VCE is the local electric generation provider for Davis, Woodland, Winters and unincorporated Yolo County.

The total capacity of the solar photovoltaic project is 90 megawatts (MW) of power and 75 MW of battery energy storage.

The contract includes two innovative extras, paid for by a subsidiary of NextEra Energy Resources and distributed over a 10-year period: a $200,000 contribution to a workforce development fund and a $100,000 donation to a local sustainability fund, according to VCE.

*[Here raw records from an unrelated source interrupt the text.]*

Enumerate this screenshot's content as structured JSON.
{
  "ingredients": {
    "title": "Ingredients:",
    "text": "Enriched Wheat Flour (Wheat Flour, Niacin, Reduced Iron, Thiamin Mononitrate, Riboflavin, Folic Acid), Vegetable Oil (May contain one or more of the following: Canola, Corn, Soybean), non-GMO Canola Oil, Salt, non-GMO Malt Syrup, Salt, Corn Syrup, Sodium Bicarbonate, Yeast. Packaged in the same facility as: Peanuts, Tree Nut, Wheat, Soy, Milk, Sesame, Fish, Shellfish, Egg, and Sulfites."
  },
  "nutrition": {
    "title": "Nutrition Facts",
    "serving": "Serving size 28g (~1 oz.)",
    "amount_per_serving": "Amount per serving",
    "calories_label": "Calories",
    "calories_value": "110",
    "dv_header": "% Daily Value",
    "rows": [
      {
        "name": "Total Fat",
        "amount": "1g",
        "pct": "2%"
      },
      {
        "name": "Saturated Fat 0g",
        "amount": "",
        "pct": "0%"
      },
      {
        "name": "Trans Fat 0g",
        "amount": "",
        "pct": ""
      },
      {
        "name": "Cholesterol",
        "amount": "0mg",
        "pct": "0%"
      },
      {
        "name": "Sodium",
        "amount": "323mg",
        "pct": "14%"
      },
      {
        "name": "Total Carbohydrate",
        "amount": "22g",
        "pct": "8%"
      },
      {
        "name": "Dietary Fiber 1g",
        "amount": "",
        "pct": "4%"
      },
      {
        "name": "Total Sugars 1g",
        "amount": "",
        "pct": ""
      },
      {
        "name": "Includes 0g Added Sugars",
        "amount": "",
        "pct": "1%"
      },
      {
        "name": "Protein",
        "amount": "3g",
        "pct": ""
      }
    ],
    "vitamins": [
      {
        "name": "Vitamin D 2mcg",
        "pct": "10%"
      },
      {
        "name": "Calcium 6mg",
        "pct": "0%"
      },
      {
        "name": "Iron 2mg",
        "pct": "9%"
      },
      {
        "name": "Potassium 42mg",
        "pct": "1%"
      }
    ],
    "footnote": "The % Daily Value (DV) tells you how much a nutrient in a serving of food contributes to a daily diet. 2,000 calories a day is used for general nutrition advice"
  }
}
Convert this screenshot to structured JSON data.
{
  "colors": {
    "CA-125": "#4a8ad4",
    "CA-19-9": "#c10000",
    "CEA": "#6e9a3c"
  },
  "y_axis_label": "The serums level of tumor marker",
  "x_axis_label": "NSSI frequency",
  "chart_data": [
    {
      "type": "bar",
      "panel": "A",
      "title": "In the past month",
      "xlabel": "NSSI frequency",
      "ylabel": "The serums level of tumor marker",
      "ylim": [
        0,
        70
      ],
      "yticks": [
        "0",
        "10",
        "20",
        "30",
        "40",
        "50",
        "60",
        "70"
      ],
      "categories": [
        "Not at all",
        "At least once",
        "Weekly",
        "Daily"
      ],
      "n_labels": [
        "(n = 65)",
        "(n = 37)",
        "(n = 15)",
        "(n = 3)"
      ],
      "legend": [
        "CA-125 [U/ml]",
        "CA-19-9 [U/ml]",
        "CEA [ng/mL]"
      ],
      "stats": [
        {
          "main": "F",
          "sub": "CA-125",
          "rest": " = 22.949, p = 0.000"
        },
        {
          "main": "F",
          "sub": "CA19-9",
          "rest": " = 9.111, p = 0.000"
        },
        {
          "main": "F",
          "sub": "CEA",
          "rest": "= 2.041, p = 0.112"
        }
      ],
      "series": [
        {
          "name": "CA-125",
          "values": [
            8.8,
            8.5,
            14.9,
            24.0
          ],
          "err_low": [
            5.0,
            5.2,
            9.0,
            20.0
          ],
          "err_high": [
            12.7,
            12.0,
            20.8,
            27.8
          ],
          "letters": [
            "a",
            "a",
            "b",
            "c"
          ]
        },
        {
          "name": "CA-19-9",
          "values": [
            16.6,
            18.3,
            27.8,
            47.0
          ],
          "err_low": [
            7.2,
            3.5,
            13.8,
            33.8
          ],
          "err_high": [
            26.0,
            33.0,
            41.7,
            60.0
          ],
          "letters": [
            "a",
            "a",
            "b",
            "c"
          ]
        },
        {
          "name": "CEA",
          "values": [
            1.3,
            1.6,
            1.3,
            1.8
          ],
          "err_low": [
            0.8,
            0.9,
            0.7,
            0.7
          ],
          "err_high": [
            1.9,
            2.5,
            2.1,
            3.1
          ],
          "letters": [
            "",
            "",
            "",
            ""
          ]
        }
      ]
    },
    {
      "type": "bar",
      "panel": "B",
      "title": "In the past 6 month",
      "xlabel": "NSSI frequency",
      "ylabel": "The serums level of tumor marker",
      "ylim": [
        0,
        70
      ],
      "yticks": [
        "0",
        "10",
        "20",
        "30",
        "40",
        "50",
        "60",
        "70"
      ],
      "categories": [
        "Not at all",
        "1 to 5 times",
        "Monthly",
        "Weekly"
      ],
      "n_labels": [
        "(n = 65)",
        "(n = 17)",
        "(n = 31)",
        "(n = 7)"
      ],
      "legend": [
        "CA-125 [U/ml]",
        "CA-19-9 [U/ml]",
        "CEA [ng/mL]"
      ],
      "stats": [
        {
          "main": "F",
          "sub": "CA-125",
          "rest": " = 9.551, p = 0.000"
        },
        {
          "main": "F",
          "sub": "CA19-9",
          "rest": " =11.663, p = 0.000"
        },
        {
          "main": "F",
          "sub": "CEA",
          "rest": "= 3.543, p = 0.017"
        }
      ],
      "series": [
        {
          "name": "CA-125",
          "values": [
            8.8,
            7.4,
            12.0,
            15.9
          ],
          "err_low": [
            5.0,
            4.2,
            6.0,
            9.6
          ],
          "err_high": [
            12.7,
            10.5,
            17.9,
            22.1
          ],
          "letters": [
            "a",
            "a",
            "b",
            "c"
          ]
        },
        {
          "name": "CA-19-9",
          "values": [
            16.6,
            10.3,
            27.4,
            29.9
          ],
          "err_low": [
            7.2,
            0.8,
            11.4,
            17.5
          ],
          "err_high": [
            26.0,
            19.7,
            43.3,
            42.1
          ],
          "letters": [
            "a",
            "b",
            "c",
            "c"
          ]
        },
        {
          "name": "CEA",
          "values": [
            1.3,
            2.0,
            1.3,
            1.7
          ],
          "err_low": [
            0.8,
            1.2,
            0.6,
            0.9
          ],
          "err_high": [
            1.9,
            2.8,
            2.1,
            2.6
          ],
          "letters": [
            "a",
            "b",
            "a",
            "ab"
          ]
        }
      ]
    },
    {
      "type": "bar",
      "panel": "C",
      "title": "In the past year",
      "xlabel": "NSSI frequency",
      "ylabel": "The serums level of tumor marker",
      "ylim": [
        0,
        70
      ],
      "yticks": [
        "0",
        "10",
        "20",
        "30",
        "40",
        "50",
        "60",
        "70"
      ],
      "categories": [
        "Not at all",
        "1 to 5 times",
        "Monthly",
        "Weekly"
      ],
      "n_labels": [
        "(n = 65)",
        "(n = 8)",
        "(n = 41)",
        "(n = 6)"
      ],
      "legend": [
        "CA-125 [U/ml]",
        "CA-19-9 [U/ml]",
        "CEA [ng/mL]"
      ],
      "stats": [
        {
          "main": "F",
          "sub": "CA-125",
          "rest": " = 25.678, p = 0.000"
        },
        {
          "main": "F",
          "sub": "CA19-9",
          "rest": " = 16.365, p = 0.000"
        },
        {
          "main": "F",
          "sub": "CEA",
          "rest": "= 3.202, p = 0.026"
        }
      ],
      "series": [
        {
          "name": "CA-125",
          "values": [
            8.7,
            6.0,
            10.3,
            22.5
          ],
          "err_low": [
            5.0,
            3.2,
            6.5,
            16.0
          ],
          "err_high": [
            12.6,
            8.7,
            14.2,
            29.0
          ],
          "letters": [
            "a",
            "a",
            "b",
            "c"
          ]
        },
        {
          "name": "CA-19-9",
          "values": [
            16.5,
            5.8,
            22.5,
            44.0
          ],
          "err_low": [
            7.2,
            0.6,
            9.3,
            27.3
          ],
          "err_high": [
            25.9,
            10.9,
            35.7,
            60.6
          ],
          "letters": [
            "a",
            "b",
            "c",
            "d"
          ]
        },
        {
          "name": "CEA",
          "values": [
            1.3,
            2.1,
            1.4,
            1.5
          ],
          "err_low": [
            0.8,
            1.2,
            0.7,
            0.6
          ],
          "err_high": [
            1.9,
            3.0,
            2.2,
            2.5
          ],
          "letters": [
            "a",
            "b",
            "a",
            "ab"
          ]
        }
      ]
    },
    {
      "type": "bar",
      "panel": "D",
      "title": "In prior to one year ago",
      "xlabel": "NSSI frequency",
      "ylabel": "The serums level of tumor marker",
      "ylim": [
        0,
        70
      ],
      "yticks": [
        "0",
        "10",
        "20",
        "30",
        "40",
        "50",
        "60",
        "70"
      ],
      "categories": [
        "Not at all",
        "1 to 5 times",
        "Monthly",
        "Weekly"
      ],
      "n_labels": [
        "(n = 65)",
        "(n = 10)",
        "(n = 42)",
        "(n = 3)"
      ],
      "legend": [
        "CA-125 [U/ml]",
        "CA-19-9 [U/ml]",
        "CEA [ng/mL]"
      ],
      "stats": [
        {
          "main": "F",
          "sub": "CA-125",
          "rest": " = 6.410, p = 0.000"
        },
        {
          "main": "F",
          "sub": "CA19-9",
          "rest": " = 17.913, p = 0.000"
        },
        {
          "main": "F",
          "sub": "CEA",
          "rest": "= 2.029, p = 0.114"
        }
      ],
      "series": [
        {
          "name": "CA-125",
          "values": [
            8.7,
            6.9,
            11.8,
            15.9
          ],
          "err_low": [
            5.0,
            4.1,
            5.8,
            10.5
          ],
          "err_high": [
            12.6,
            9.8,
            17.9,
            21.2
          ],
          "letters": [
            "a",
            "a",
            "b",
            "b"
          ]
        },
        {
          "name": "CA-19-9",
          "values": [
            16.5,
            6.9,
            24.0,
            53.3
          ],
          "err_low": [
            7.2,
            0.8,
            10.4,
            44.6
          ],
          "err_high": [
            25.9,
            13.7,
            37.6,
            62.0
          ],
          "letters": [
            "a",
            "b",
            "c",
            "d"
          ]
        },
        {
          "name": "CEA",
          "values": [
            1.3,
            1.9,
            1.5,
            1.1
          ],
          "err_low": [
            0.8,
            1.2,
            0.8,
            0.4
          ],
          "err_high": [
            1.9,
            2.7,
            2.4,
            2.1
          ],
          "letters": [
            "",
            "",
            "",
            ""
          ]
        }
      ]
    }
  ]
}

In California, NextEra Energy Resources owns and operates wind, solar and battery energy storage facilities and transmission assets in 20 counties.

The company has long-term agreements for solar, storage and wind with a half-dozen CCAs: Central Coast Community Energy, CleanPowerSF, Clean Power Alliance of Southern California, Marin Clean Energy, Silicon Valley Clean Energy and Sonoma Clean Power Authority.

VCE said the Resurgence Solar I project is an example of responsible development and reinvestment in a brownfield solar thermal project. The project at Kramer Junction in San Bernardino County, which was purchased by a subsidiary of NextEra Energy Resources in 2005, operated from 1986 until it was decommissioned in 2019.

Through the contract with VCE, NextEra Energy Resources will construct Resurgence Solar on the existing site.

The project will require a conditional use permit from San Bernardino County and an approved decommissioning plan from the California Energy Commission, said Gordon Samuel, VCE’s assistant general manager and director of power resources.